La Paltrow, perlomeno, un visino inglese potrebbe anche far finta di averlo, anzi per dirlo con la regina Elisabetta, "l'illusione è quasi perfetta". Vero. Se si riesce ad ignorare il carton gesso che sta dietro alle pareti della finta basilica di San Marco, se si chiudono le orecchie quando parla don Abbondio, ci si diverte, ci si arriva (quasi) a commuovere.

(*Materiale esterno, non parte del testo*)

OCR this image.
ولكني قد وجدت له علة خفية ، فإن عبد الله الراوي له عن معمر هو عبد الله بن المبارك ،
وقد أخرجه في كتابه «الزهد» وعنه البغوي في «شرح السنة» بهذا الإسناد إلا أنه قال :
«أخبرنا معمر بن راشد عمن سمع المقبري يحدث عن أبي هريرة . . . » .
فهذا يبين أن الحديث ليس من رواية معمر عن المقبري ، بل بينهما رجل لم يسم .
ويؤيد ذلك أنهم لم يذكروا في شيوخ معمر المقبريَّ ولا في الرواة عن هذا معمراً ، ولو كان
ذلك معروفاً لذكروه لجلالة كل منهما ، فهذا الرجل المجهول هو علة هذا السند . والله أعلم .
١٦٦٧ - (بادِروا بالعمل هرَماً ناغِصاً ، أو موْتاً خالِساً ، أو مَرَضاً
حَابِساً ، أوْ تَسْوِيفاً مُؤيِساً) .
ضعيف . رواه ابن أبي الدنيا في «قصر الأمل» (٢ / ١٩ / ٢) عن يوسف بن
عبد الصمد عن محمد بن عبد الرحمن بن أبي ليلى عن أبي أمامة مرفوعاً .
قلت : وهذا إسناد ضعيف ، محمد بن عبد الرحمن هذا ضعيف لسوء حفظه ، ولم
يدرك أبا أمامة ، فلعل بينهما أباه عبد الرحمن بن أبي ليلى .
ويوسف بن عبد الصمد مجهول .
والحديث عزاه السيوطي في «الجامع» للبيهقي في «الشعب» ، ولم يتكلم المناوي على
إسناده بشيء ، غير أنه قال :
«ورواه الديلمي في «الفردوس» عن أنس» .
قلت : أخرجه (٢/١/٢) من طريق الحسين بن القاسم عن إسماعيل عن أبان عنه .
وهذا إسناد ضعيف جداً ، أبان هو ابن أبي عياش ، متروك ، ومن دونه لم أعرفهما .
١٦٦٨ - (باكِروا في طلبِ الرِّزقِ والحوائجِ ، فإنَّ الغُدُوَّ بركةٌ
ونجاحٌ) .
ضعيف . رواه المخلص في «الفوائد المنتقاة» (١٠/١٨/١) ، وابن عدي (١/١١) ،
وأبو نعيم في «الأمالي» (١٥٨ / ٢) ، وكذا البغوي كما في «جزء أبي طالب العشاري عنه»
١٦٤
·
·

Ed in fondo delle cose buone, e molto, in questo film non mancano: Rupert Everett continua a far salire le quotazioni dei film dove non recita da protagonista (anche se la rivalità Shakespeare-Marlowe suona troppo simile a quella Salieri-Mozart nel bellissimo "Amadeus" di Milos Forman per entusiasmare più che tanto), e l'accenno al grandissimo Webster è quasi un tocco di genio ("sì, mi e' piaciuto soprattutto quando lei si pugnala!"). Ma - purtroppo - per quanto perfetta (anzi, forse per questo) rimane tutto una grandissima illusione... di carton gesso. E se un americano vuole davvero vedere Venezia, gli tocca pur sempre prendere un aereo e attraversare l'oceano. Per fortuna.